Copy/Paste this code to LeetCode

class Solution(object): 
    def intToRoman(self, num):
        Roman = [] 
        Declist = []
        
        strDec = str(num)
        dico_regular = {'I': 1, 'V': 5, 'X': 10, 'L': 50, 'C': 100, 'D': 500, 'M': 1000}
        dico_special = {4: 'IV', 9: 'IX', 40: 'XL', 90: 'XC', 400: 'CD', 900: 'CM'}
        keys = list(dico_regular.keys())
        values = list(dico_regular.values())

        '''This part under is just a way of putting, let's say 3724 in a list [3000, 700, 20, 4]'''
        for v,i in enumerate(strDec[::-1]):
            Declist.insert(0, int(i) * (10 ** v))
        
        #--------------------------------------------------------------------------------------
        for item in Declist:
            x = item
            if item in dico_special: 
                Roman.append(dico_special[item])
                continue
                
            if item > 1000 :
                Roman.append("M"* (item//1000))
                continue

            while x != 0:
                for i in range(1,len(values)):
                    if values[i-1] <= x < values[i]:
                        x -= values[i-1]
                        Roman.append(keys[i-1]) 

        return "".join(Roman)

Then you can test that the code works doing:

a = Solution()
print(a.intToRoman(58))

and it correctly prints LVIII for 58

CodePudding user response:

Yep, just found out the problem.
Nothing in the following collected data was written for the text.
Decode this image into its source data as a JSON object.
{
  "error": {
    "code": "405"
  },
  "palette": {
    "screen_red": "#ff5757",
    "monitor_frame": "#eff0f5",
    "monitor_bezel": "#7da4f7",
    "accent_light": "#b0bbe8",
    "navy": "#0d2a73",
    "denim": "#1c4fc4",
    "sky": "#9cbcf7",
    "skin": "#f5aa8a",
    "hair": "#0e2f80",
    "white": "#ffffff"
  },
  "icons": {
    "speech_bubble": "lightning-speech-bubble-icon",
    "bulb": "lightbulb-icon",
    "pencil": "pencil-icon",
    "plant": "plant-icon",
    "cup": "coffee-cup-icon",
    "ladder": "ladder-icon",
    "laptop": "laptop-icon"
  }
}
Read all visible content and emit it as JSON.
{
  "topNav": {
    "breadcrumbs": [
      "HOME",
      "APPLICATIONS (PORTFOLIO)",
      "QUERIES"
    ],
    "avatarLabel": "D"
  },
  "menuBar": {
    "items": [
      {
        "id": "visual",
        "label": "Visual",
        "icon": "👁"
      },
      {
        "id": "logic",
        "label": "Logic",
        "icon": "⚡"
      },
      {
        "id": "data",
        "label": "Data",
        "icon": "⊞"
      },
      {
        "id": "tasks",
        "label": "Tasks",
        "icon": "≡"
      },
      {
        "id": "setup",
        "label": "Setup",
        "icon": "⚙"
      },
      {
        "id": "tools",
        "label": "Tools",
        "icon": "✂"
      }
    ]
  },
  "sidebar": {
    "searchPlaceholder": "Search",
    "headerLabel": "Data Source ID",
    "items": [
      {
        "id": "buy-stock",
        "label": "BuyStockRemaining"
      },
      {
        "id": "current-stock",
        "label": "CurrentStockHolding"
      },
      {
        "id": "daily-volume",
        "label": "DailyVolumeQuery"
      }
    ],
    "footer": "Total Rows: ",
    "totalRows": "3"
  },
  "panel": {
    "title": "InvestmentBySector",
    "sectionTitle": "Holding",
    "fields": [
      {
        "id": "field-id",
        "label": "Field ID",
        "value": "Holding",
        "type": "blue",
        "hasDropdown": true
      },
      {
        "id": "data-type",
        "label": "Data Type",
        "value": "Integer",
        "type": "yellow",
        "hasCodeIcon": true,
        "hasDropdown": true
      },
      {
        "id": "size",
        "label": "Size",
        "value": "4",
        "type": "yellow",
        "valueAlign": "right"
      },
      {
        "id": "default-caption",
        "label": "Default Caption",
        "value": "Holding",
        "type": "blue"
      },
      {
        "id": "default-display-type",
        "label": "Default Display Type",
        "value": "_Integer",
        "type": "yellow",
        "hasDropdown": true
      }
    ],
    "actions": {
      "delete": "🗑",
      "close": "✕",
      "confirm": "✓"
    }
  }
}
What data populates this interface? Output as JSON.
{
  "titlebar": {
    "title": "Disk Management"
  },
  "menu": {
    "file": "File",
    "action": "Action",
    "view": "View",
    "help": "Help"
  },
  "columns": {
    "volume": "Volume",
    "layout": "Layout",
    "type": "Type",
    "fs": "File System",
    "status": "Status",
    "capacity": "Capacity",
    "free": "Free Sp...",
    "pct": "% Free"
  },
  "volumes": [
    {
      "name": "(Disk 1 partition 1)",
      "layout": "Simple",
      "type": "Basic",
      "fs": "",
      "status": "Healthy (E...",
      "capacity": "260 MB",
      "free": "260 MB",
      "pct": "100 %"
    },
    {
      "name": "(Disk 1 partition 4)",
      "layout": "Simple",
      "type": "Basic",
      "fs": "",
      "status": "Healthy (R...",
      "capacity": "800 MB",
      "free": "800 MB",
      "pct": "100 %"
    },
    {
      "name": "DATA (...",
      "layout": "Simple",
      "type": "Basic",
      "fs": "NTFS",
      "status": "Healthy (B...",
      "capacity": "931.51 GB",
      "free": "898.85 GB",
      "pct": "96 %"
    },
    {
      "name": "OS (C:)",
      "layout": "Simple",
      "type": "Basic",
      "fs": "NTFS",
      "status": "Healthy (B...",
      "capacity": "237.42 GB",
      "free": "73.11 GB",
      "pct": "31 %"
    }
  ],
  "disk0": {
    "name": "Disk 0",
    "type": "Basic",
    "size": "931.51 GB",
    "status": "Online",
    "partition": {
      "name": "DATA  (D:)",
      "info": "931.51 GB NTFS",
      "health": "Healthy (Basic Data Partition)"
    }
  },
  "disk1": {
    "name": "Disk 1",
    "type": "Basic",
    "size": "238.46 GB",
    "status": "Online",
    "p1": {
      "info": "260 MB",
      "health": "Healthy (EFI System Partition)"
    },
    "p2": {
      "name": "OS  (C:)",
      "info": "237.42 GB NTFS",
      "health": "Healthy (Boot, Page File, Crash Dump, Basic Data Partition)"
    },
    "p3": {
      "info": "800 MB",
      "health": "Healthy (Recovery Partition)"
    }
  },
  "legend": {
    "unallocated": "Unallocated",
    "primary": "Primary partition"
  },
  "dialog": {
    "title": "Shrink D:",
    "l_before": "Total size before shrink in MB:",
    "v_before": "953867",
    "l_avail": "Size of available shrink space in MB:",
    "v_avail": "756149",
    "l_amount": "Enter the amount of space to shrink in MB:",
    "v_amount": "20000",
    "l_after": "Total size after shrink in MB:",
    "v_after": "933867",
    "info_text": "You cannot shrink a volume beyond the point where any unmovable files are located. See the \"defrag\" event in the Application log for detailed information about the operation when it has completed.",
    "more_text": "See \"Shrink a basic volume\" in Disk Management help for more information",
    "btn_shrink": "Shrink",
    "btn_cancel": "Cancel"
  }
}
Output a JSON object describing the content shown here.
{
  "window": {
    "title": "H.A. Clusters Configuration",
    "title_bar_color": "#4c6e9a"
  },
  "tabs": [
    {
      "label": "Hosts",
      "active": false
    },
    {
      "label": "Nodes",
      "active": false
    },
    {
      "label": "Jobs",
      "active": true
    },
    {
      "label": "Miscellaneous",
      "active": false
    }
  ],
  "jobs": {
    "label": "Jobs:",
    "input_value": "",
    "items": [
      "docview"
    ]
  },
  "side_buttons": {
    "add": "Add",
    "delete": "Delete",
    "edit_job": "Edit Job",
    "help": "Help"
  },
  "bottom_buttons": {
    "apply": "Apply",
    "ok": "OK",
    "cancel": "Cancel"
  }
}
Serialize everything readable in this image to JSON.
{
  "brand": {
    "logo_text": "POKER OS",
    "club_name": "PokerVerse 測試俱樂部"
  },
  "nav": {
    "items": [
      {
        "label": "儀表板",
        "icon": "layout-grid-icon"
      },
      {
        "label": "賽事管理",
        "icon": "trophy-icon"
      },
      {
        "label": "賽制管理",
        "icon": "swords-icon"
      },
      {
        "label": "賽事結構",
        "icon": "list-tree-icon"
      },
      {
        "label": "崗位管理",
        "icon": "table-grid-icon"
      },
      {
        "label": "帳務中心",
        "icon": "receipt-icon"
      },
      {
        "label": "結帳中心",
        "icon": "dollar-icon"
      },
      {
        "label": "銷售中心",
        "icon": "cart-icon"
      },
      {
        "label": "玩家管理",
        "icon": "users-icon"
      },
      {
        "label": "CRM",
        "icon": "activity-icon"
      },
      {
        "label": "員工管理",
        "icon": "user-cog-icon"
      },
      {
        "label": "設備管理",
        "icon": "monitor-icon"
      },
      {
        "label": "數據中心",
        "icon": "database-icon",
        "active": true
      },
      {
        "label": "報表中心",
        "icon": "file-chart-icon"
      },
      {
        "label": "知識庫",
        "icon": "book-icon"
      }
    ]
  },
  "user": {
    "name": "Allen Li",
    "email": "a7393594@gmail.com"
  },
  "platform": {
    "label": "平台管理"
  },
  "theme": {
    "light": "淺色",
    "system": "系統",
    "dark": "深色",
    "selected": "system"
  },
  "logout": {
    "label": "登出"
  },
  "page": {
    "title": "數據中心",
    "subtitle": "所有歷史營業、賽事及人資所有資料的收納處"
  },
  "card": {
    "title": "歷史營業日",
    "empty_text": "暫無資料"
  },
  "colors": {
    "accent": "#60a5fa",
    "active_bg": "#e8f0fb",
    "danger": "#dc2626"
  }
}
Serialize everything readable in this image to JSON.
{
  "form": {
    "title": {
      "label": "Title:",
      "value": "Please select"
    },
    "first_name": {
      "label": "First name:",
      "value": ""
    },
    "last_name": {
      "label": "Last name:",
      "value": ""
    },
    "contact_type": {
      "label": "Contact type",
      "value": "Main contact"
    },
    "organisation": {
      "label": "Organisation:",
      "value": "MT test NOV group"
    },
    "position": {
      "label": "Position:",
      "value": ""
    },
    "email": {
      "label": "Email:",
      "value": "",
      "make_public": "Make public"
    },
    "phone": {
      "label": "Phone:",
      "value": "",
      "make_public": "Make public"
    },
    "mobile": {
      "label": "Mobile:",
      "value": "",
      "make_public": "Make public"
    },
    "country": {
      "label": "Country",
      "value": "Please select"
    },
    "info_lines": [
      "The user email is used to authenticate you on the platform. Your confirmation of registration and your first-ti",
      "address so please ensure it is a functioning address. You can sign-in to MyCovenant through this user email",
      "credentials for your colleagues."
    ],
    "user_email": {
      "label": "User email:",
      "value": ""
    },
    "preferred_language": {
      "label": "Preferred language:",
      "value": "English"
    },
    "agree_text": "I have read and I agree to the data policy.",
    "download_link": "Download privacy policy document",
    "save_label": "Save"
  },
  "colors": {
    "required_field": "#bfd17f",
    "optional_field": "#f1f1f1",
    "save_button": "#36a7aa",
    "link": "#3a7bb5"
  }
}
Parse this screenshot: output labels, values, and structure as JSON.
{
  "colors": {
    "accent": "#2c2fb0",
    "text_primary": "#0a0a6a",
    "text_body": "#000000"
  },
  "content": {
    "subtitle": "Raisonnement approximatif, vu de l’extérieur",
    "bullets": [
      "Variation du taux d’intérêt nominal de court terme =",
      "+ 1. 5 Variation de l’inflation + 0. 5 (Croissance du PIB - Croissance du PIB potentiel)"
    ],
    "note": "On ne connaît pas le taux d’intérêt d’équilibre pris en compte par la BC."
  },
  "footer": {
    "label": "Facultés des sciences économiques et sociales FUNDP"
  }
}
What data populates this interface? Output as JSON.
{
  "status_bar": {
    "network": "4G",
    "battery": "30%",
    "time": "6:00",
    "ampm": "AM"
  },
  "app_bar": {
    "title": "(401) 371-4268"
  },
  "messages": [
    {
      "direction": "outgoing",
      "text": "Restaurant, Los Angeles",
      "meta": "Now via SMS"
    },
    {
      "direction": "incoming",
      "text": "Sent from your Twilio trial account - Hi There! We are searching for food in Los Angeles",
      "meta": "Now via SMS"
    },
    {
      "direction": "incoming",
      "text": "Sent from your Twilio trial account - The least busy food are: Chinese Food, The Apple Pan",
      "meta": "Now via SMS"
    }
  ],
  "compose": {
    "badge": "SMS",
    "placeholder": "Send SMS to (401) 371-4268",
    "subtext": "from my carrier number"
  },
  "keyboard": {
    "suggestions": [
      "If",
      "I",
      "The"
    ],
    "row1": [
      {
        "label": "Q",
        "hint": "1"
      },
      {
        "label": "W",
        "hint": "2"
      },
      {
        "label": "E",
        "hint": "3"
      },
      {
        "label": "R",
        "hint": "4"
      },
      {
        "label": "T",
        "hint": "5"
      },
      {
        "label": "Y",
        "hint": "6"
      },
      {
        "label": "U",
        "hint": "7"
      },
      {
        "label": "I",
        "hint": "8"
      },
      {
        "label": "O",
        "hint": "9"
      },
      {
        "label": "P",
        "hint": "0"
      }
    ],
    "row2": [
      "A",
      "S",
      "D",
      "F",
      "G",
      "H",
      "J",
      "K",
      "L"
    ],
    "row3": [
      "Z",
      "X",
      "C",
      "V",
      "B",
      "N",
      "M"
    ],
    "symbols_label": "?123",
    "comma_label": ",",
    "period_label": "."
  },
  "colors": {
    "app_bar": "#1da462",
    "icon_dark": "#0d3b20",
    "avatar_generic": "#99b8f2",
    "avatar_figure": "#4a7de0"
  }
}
First of all, I was submitting my answer in LeetCode under Python and not Python3, which is why I had all those weird errors, and Second of all, my solution had an error in it (Yes, i'm sorry @Thierry Lathuille, you were right in the end..) which was this line if item > 1000: which is supposed to be if item >= 1000:. So in the end my solution got submitted and alas everything ended well! also big thanks to everyone involved in this thread, you were great help!